Living alone increases risk of depression, says recent study

Living alone increases risk of depression, says recent study

Living alone has been associated with a higher risk of depressive symptoms among older people, according to a recent report titled: “Living alone and the risk of depressive symptoms: a cross-sectional and cohort analysis based on the China Health and Retirement Longitudinal Study.”

According to the report findings, living alone poses a heightened risk of depressive symptoms in the older Chinese population, a risk that is significantly influenced by the receipt of financial support.

The report suggests that living alone can serve as an effective and straightforward predictor for the early identification of high-risk populations for depression among older people.

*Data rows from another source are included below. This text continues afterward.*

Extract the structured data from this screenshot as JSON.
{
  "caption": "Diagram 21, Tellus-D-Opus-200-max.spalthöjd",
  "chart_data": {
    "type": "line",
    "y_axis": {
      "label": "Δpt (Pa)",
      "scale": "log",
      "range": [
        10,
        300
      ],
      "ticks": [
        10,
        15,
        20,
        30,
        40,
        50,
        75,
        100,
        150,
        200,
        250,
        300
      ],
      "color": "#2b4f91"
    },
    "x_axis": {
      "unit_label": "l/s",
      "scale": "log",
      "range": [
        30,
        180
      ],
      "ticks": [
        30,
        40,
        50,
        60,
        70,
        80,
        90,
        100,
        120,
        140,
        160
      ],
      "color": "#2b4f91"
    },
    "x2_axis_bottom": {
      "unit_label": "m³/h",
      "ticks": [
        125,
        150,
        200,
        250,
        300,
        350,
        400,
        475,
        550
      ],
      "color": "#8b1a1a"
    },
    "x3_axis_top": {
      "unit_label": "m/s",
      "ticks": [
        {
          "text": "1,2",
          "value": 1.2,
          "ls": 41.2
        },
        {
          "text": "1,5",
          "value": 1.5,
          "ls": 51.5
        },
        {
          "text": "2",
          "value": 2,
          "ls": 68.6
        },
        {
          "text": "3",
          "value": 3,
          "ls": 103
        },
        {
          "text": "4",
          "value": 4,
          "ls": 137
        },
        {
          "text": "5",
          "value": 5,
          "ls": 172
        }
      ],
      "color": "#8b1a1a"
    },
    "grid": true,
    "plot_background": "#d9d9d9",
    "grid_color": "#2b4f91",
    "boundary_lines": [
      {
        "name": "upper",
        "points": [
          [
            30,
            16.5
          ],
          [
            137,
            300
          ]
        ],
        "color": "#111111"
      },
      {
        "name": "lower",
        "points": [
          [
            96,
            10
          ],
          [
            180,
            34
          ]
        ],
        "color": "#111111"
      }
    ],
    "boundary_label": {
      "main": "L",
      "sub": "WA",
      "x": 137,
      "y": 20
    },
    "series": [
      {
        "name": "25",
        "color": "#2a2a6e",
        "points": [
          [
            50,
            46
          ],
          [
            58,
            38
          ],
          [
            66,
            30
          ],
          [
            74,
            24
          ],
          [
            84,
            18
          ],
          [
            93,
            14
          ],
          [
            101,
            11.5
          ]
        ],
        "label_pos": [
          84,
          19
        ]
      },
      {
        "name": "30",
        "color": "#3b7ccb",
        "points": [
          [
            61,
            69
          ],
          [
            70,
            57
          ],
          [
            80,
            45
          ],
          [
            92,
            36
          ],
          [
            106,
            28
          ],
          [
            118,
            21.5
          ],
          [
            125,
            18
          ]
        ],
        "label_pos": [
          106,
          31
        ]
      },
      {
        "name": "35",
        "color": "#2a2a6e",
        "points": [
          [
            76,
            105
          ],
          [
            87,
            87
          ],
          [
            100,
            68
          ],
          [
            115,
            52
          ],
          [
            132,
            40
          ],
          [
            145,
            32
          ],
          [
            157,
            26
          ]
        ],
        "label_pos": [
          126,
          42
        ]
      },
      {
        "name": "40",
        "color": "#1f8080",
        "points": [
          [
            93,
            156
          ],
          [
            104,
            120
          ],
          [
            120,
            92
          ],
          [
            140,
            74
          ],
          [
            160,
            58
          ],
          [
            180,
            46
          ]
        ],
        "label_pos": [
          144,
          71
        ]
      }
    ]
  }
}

The report characterises living alone as a unique residential style resulting from being unmarried, widowed, or other reasons, potentially elevating the risks of social isolation, loneliness, and malnutrition, particularly among the elderly.

In a recent meta-analysis incorporating six cohort studies and one case-control study, individuals living alone faced a 1.42 times higher risk of depressive symptoms compared to those with alternative living arrangements.

While prior research suggested that specific risk factors, including sex, socioeconomic status, social support, and urban/rural living, might modify the effect of living alone on depressive symptoms, the results have been contentious. The current study mainly aimed to investigate the longitudinal association between living alone and depressive symptoms in the general population 60 years and older.

Notably, the study delves into the influence of family and governmental support separately. Surprisingly, financial support from families emerges as a crucial factor, exhibiting a more pronounced impact on the association between living alone and depressive symptoms, particularly among the elderly.

Drawing parallels, a cohort study from Japan reinforces these findings, indicating that living alone not only affects depressive symptoms but also impacts participants’ overall sense of well-being.

The study from Japan also suggests that the risk of depressive symptoms is lower among urban areas, aligning with the current study’s observations to some extent.

The report proposes a promising insight – financial support may play a pivotal role in mitigating the adverse effects of living alone on depressive symptoms. This aligns with the stress theory, hypothesising that personal resources can buffer the impact of stress on depression.

Furthermore, the study concludes that family financial support may exert a more substantial influence in minimising the risk of depressive symptoms stemming from living alone, compared to government support, particularly among the elderly.